Additive manufacturing (AM) of polymer composites is a growing field in academic and industrial research environment. Majority of research in this field is focused on thermoplastic-based composites, as manufacturing of thermoset composites requires long cure cycles that make the additive manufacturing process quite challenging. Even though thermoplastic composites are easier to print, the ultimate performance of composites is limited by low fiber volume fraction, relatively high porosity, and low mechanical performance of host polymers. Recently, a novel curing strategy based on frontal polymerization (FP) has been developed that enables 3D printing of high-quality thermoset polymers. In this approach, a monomer solution with a gel-like viscosity is in-situ cured following the extrusion from printing nozzle by a self-sustaining reaction front. In the present work, we use dicyclopentadiene as a thermoset resin that can be frontally polymerized to a high-performance solid polymer.

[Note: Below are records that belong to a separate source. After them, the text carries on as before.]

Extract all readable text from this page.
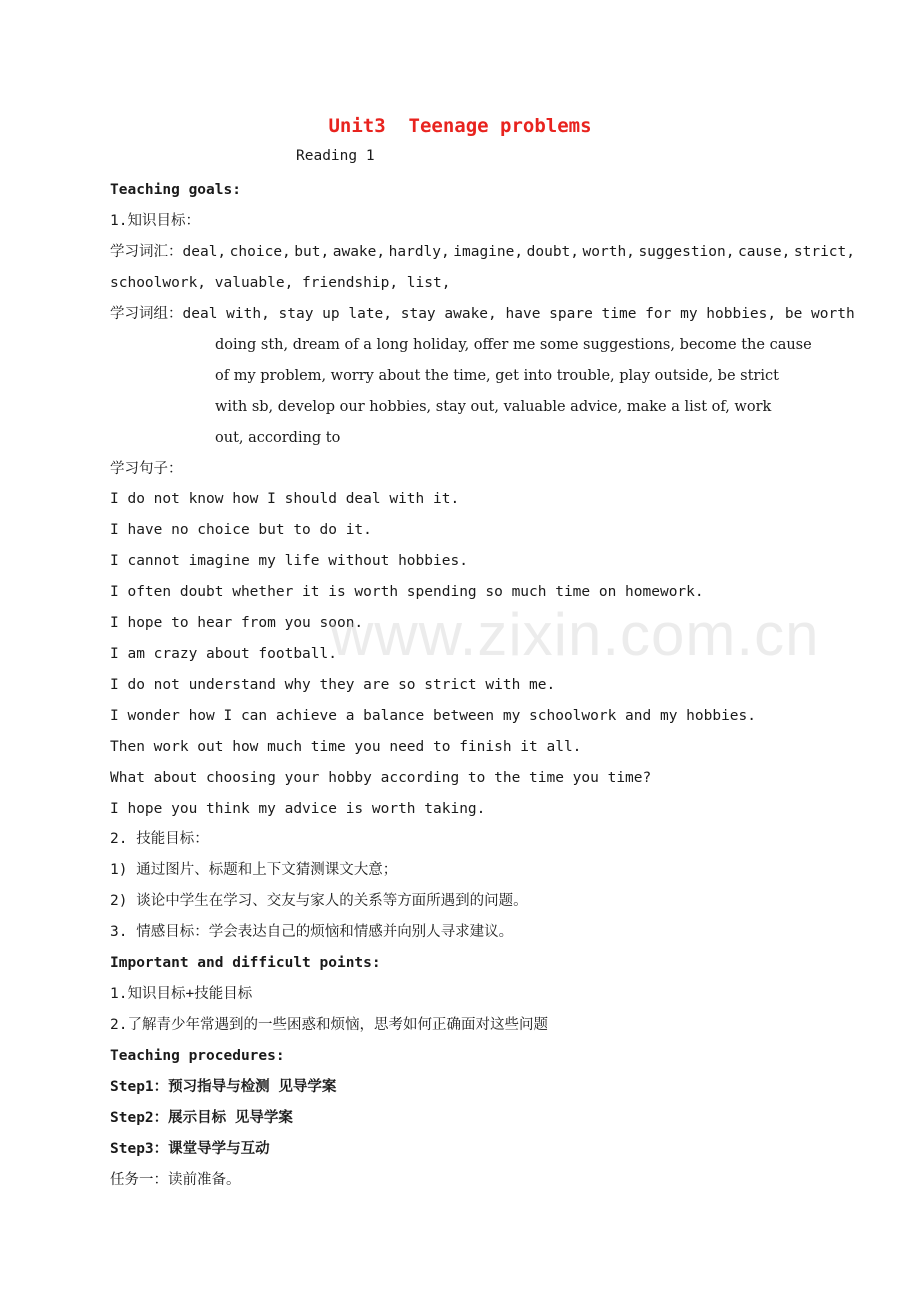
Unit3  Teenage problems
Reading 1
Teaching goals:
1.知识目标：
学习词汇：deal, choice, but, awake, hardly, imagine, doubt, worth, suggestion, cause, strict,
schoolwork, valuable, friendship, list,
学习词组：deal with, stay up late, stay awake, have spare time for my hobbies, be worth
doing sth, dream of a long holiday, offer me some suggestions, become the cause
of my problem, worry about the time, get into trouble, play outside, be strict
with sb, develop our hobbies, stay out, valuable advice, make a list of, work
out, according to
学习句子：
I do not know how I should deal with it.
I have no choice but to do it.
I cannot imagine my life without hobbies.
I often doubt whether it is worth spending so much time on homework.
I hope to hear from you soon.
I am crazy about football.
I do not understand why they are so strict with me.
I wonder how I can achieve a balance between my schoolwork and my hobbies.
Then work out how much time you need to finish it all.
What about choosing your hobby according to the time you time?
I hope you think my advice is worth taking.
2. 技能目标：
1) 通过图片、标题和上下文猜测课文大意；
2) 谈论中学生在学习、交友与家人的关系等方面所遇到的问题。
3. 情感目标：学会表达自己的烦恼和情感并向别人寻求建议。
Important and difficult points:
1.知识目标+技能目标
2.了解青少年常遇到的一些困惑和烦恼，思考如何正确面对这些问题
Teaching procedures:
Step1：预习指导与检测 见导学案
Step2：展示目标 见导学案
Step3：课堂导学与互动
任务一：读前准备。
www.zixin.com.cn
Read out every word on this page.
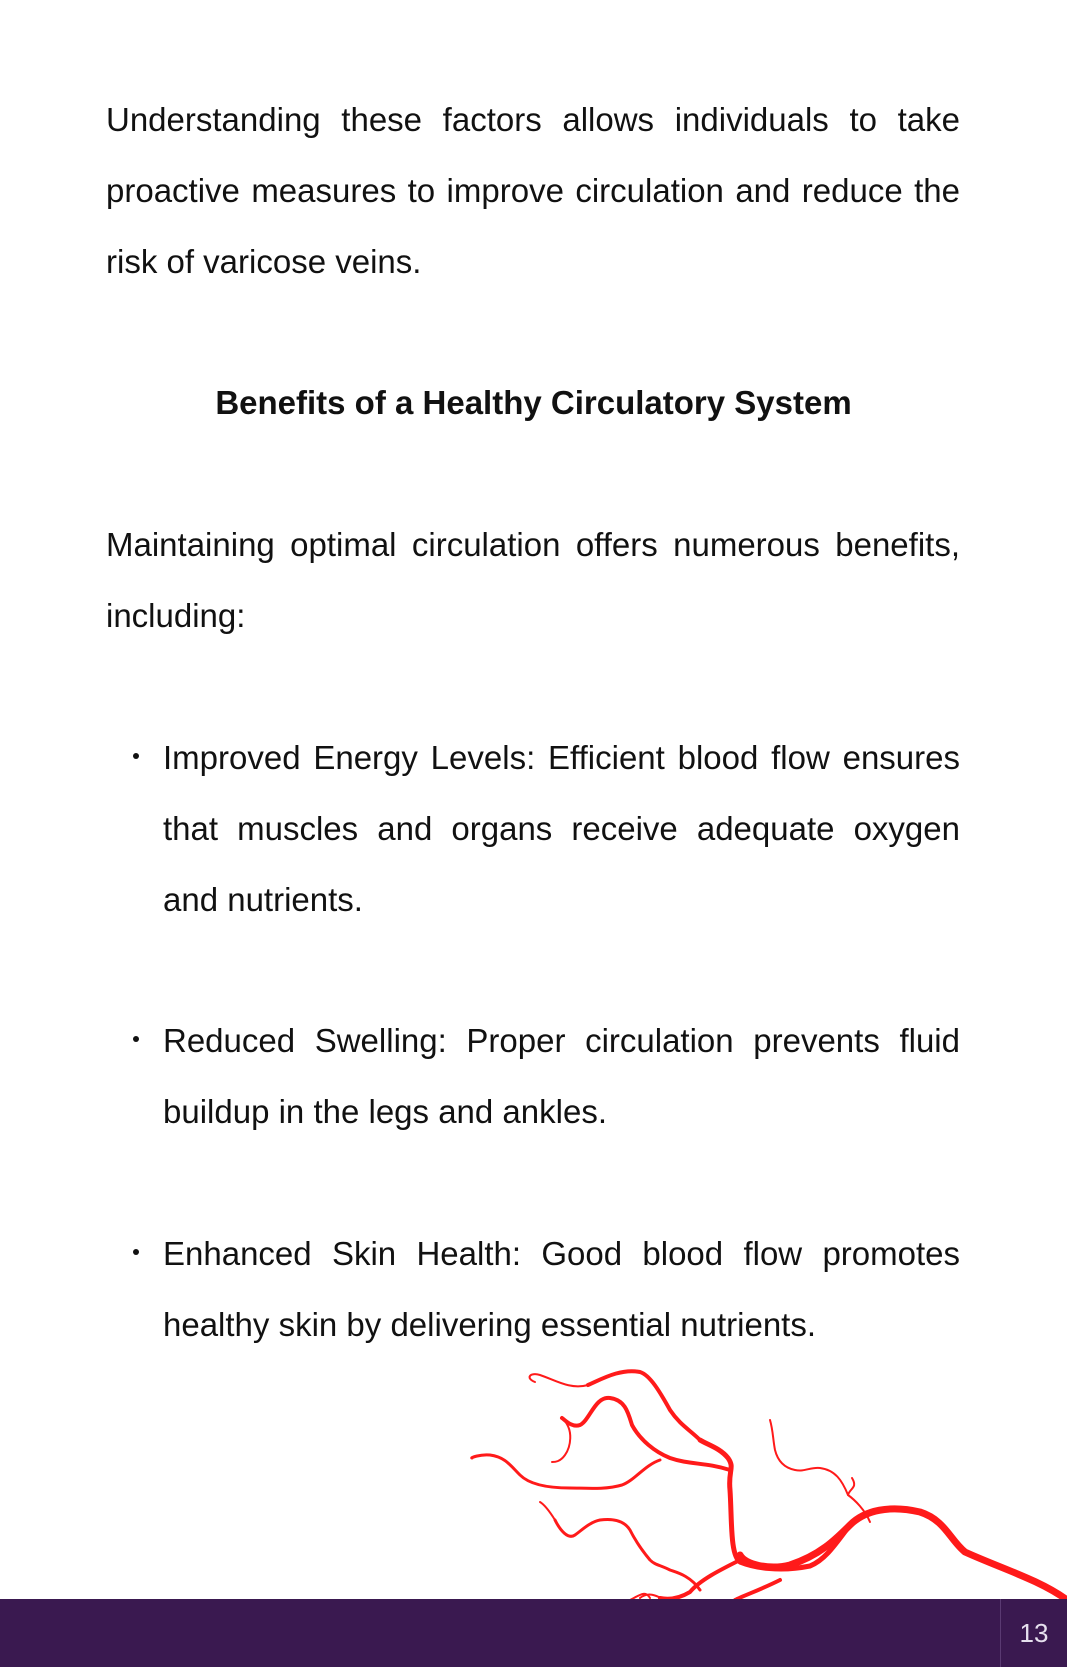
Understanding these factors allows individuals to take proactive measures to improve circulation and reduce the risk of varicose veins.

Benefits of a Healthy Circulatory System

Maintaining optimal circulation offers numerous benefits, including:

Improved Energy Levels: Efficient blood flow ensures that muscles and organs receive adequate oxygen and nutrients.
Reduced Swelling: Proper circulation prevents fluid buildup in the legs and ankles.
Enhanced Skin Health: Good blood flow promotes healthy skin by delivering essential nutrients.
13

We add short carbon fiber reinforcements (L ~74 μm) to resin to fabricate mechanically robust 3D composite structures. Our results show that incorporation of short fibers substantially improves the flexural strength and flexural modulus of 3D-printed composites by ~50 % and ~410 %, respectively, compared to traditionally molded neat samples. Optical microscopy from the crosssection of flexural samples reveals that no voids was formed within deposition lines.